Generally speaking, both methods assure the safety and efficacy of the products under review. One of the main differences is that drugs approved under NDAs are subject to generic competition at the end of their respective patent lives, while products approved under BLAs are subject to biosimilar competition at the end of their respective patent lives.
Which products are primarily impacted by this transition?
The number of products impacted by this transition is relatively small (88 in total), with two broad categories – insulin & growth hormones – constituting the most impactful categories in terms of pharmacy benefit spend. Certain infertility medications and pancreatic enzymes are also included in the transition.
What are potential cost benefits to clients?

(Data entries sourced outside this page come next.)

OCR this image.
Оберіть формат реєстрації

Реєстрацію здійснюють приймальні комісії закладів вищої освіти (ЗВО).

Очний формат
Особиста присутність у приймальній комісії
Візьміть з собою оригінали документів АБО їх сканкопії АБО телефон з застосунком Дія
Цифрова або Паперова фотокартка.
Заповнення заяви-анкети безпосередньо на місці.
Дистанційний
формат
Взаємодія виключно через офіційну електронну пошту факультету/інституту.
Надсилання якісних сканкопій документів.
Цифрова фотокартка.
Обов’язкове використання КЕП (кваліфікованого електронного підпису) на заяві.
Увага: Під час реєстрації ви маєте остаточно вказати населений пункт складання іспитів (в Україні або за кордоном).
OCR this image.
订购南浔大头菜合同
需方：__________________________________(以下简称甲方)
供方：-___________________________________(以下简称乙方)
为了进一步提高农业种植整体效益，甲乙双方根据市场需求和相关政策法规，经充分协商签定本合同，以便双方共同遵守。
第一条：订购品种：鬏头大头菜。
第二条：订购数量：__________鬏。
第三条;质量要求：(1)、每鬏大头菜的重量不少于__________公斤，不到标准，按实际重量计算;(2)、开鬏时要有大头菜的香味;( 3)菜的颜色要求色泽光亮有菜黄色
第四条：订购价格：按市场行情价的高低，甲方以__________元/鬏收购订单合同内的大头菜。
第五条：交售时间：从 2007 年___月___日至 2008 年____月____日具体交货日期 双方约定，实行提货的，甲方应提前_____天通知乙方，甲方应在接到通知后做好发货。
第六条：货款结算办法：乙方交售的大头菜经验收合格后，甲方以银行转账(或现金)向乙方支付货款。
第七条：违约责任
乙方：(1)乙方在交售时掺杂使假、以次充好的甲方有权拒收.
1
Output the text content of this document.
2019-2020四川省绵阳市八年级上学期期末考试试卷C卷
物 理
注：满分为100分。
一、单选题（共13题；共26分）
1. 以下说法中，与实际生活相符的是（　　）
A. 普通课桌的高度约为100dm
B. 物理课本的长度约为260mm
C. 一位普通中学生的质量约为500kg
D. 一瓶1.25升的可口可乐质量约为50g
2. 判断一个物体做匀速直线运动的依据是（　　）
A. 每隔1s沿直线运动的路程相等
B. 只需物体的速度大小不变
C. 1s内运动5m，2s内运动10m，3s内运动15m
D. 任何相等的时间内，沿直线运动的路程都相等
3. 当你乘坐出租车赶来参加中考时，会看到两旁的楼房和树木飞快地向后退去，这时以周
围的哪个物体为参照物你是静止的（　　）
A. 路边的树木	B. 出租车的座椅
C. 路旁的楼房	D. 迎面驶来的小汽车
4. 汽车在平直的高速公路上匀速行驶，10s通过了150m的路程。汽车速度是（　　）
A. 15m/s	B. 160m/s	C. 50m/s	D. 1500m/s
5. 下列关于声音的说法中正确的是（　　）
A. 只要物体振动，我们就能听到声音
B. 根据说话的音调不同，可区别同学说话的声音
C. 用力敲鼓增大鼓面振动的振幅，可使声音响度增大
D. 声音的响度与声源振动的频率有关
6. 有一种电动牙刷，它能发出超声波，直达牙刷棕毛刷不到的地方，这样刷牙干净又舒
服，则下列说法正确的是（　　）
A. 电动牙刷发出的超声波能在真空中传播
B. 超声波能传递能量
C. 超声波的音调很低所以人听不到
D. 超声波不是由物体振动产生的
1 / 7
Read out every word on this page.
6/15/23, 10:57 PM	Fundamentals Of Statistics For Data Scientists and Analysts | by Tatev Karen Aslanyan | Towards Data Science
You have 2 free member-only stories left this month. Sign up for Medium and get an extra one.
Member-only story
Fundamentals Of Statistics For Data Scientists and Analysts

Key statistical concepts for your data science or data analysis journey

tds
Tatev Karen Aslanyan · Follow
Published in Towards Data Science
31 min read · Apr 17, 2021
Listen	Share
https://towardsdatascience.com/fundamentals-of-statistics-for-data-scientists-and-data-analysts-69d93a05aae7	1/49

Now that the regulatory pathway to biosimilar competition has been cleared, the historic impediments to lower cost competitive products in the impacted categories will result in greater incentives for lower cost insulin, growth hormone, and other impacted products to be developed and marketed. In the long run, as biosimilar manufacturing capacity increases, allowing biosimilar product prices to decline, the NDA-to-BLA conversion creates the opportunity for savings that the NDA system couldn’t produce.
Bob has more than 35 years of diverse experience in the pharmacy industry. Over the course of his career, Bob has led clinical and PBM operations teams in successfully managing more than $4 billion in annual drug spend. This was also while limiting per-member-per-year spending growth to levels that have simultaneously drawn industry acclaim and consistently high levels of member and payer satisfaction.